Allow me to translate: wars launch 20-year booms of rebuilding, pandemics launch 20 years of deflation. Oops! Not only do wars destroy physical assets that must be rebuilt, they also tend to kill off a consequential percentage of the labor force, generating a labor shortage that pushes up wages.
So capital wins funding the rebuilding and labor wins because workers are scarce and in demand: win-win baby! Pandemics are considerably less warm and fuzzy, especially Covid-19. Pandemics are like neutron bombs, they leave the built environment intact so there’s no impetus to invest.
Unlike the Black Death that decimated the human workforce from China to Europe in the 1350s, Covid disproportionately takes the lives of the elderly, most of whom have already left the workforce. So the Covid pandemic’s reduction of the workforce is too modest in scale to create labor scarcities consequential enough to push wages higher.
In other words, lose-lose: capital earns low returns in a low-demand environment and labors’ wages stagnate in this low-demand economy.
Cue 20 years of asset deflation. Bu-bu-but the Fed is omnipotent, godlike in its powers! The Fed can push stocks to the moon, never mind history, fundamentals or reality!
Yes, well, um, fantasies are nice, and delusions are fun, but reality inevitably intrudes and diminishing returns on the Fed’s neofeudalist feast for the super-wealthy are about to grab markets by the throat, regardless of what the Fed bleats.
There are a couple of funny little things called reversion to the mean, bubble-symmetry and non-linear dynamics that the Fed doesn’t actually control (gasp!) because they are not fully controllable by human policies. Statistical outliers / extremes have a preternatural propensity to reverse, regardless of human manipulation (recall that the way of the Tao is reversal.)
And these reversals are not “buy the dip” wiggles; they completely reverse the entire bubblicious move to the stars via bubble-symmetry: so markets that go from 1,000 to 30,000 retrace all the way back down to 1,000, no matter how many humans shout, scream, plead and whine “that’s not possible!”
Oh yes it is. Hubris weighs heavily on our faith in the “right” human policies to work magic forever and ever. So as long as the Fed follows the “right policy” and continues printing trillions of dollars out of thin air and buying bonds (and whatever else needs to be bought up to loft markets higher) then Dow 100,000 is in the bag.
Or not.
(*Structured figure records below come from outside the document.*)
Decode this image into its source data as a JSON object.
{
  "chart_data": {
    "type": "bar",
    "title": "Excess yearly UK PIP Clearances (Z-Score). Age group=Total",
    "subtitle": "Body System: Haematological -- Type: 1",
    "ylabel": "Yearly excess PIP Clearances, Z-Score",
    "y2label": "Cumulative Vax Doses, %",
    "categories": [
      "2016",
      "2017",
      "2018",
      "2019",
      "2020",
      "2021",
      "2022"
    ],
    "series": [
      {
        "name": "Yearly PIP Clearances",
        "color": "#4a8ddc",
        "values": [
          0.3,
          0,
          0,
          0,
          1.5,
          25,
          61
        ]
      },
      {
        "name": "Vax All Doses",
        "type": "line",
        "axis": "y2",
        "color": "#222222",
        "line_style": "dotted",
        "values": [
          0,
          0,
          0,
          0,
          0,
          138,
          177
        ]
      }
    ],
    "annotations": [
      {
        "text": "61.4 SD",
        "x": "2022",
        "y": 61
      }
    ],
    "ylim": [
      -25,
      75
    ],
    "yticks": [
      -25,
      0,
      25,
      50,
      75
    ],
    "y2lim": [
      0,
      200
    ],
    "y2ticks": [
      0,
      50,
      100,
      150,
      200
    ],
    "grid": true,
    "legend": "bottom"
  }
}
The idea that human don’t control everything is anathema to a technocrat elite, and so when the inevitable reversal crashes assets, everyone will rush around looking for the human-action cause of the disaster and the human-action fix, so we can get back on track to Dow 100,000.
But the search for causes will be in vain, for extremes pendulum swings reach a limit and then swing back, eventually reaching the opposite extreme minus a bit of friction, which is minimal in a frictionless financial sector of printing trillions with keystrokes.
If you want evidence that the pendulum has swung as far as it can go, ponder this chart of billionaire wealth jacked higher by the Fed and its central bank cronies:
Can 20 years of asset deflation be compressed into a mere two years? Absolutely. The global financial system has been running a 20-year experiment in extremes that’s close to producing interesting results.
Extremes become more extreme right up until they reverse, a reversal no one believes possible here in the waning days of 2020. If we could measure hubris, it would be near-infinite. and the reversal of that near-infinite extreme will be one for the ages.